A segunda, mostra os dias atuais, onde Marcos (na pele do carismático Leonardo Sbaraglia), um dos integrantes dessa família, se vê obrigado a voltar ao seu antigo lar, junto de sua esposa Laura (a bela Laia Costa) para resolver partes burocráticas sobre a morte de seu pai. Uma dessas partes, se trata de uma empresa canadense que tem interesse em comprar as terras deixadas pelo patriarca em um valor acima da casa dos milhões, mas para isso, terá de negociar com o restante de sua família. Sua irmã Sabrina, interpretada pela atriz Dolores Fonzi, não oferece riscos para a venda dessas terras, já que não tem sua saúde mental muito boa, e suas condições a obrigam permanecer internada. Mas seu outro irmão, Salvador, incorporado pelo ótimo Ricardo Darín, é o grande problema para resolver essa situação, já que ele viveu sozinho nessas terras desde que seu pai e seus irmãos foram embora, deixando-o totalmente sozinho, e que não tem pretensão alguma de sair de sua cabana isolada em meio a neve que considera seu lar.

Tão intenso e impactante quanto posso descrever, ‘Nieve Negra’ é uma produção independente e bem dolorosa. Martin Hodara (diretor, produtor e roteirista) afirma que foi doloroso fazer o filme, uma vez que a produção. Uma obra que fala sobre amargura, sobre descobertas, sobre amor, ressentimento entre irmãos e, acima de tudo, sobre um destino cruel. Pura arte, aliás. Não posso dizer que me surpreendi quando notei o envolvimento de diretor com ator prosseguindo, mas provavelmente será um choque para a maioria. Devo acrescentar que o enredo aborda uma questão realíssima, que é a de uma família problemática, cujo passado conturbado fez com que ela passasse a viver afastada. Até agora.

Após dividir o espaço de direção com Ricardo Darín, Martín Hodara encarou neste novo projeto o desafio de dirigir o ator no filme, mas, segundo ele, nada mudou nessa relação. Amigos de longa data, os profissionais do cinema já tinham trabalhos em conjunto antes e até mesmo se conectado por amigos em comum, como o diretor também argentino Fabian Bielinsky, que morreu em 2006 aos 47 anos. “Nós sempre dissemos que a última coisa que precisávamos era sermos bons amigos com a morte de Fabian e ele nos fez bons amigos que somos agora”, comenta Hodara. “Ele é um bom amigo, um bom ator, sempre adiciona muito para o filme. Ele se concentra no roteiro, na trama, não só no seu personagem”, confessa. Entretanto, Martín Hodara ressalta que trabalhar com um dos mais importantes atores ibero-americanos pode ser sinistro para alguns diretores, ainda que Darín seja um ator muito aberto no set de gravação. “Ele sempre dá sugestões, e se você pensa diferentemente dele, ele acaba fazendo aquilo de qualquer forma, então ele é muito fácil de trabalhar”, afirma.

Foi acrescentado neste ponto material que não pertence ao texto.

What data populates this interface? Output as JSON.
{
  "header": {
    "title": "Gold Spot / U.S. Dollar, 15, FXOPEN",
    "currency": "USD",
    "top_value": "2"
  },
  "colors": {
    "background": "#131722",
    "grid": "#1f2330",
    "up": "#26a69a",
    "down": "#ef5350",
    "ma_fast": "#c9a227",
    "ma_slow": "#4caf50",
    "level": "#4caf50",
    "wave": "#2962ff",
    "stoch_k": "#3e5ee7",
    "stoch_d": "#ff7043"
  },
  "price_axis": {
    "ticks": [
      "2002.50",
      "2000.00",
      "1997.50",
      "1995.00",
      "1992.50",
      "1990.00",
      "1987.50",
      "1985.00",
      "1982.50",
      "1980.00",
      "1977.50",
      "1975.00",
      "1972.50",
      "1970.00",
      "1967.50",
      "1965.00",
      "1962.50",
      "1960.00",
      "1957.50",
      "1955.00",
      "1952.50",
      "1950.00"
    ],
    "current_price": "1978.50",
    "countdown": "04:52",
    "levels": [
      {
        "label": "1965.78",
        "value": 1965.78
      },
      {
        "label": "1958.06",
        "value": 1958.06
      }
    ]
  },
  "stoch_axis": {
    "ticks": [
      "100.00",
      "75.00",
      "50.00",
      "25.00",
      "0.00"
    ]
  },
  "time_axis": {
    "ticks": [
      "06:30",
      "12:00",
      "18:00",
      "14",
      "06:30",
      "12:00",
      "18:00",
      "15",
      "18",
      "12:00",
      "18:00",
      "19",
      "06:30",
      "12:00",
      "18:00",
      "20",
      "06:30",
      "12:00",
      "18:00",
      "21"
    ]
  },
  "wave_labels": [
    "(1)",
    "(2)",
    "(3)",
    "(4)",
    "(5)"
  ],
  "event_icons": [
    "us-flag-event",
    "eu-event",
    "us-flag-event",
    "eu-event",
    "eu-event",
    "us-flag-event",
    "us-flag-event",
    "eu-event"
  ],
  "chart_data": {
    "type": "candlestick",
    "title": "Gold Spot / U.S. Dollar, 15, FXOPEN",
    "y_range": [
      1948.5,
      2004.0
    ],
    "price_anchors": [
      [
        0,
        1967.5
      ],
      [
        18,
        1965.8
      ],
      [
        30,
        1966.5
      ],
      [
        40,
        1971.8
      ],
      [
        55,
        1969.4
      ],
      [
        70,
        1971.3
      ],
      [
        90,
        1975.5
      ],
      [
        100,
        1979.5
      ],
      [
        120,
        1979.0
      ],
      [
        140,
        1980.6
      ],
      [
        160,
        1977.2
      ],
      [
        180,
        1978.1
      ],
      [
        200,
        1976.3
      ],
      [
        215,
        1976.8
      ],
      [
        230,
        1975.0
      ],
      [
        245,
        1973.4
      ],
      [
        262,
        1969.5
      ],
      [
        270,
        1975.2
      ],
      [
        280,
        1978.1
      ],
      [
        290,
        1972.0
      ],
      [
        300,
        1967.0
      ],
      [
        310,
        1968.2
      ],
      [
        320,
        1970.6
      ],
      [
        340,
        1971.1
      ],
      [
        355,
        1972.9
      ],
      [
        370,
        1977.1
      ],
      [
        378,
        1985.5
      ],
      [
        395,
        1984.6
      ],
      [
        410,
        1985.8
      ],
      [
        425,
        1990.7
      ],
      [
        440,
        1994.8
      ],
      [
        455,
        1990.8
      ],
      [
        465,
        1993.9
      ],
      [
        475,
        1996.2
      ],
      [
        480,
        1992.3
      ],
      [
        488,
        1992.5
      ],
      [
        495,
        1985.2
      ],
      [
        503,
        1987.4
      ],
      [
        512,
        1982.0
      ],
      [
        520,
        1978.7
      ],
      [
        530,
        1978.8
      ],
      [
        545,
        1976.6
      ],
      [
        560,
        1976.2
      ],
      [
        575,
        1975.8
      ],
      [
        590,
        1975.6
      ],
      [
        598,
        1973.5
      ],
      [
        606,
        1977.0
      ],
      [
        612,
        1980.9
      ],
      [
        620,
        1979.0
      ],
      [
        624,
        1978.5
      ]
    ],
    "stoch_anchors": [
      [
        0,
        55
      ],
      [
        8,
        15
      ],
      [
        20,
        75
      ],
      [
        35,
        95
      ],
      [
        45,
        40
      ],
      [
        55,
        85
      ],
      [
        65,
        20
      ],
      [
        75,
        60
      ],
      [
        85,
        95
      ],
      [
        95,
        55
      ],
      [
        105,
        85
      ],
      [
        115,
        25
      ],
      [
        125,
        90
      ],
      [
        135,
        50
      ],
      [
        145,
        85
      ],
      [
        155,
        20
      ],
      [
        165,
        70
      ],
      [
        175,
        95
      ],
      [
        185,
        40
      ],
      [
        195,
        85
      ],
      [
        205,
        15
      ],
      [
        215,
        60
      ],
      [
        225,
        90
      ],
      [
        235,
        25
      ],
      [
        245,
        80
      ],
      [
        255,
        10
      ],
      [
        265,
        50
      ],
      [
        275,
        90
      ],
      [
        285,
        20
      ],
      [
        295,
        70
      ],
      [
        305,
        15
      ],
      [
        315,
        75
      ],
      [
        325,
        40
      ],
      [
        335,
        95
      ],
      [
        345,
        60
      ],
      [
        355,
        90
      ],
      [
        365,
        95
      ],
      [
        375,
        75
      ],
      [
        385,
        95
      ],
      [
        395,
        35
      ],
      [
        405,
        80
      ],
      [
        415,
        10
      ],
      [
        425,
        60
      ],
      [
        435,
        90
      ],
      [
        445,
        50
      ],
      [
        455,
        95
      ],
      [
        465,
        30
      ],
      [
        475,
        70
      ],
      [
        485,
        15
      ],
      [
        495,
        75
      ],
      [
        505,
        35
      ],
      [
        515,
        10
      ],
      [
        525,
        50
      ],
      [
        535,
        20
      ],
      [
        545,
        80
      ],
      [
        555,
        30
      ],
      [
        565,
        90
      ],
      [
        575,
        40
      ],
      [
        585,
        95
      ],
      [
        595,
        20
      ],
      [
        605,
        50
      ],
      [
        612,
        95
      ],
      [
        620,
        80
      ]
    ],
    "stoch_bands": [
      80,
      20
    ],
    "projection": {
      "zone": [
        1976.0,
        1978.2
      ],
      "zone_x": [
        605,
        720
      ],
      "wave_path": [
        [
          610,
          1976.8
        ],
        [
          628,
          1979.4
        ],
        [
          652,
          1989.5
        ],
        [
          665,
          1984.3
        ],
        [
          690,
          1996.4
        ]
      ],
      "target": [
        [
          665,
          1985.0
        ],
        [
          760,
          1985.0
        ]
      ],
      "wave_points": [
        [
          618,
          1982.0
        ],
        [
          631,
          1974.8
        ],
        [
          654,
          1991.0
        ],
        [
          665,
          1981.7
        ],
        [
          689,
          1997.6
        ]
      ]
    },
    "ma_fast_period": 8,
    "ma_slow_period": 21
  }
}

Inclusive, culturalmente falando, as produções latino-americanas não ocupam tanto espaço no Brasil, seja no âmbito musical ou cinematográfico. Entretanto, o cinema argentino ganhou seu espaço de destaque no país, um cenário que nem mesmo Hodara consegue explicar. “Eu penso que quando você tem um bom filme, não importa o seu gênero, as pessoas gostam. Para mim os filmes argentinos são muito argentinos, mas talvez para outras pessoas seja universal, eu não sei”, reflete ele. Pra ser sincero, me refiro a isso porque também não sou muito familiarizado com obras assim, apesar de ter curtido bastante o cômico ‘Relatos Selvagens’ e o espetacular ‘O Silêncio do Céu’.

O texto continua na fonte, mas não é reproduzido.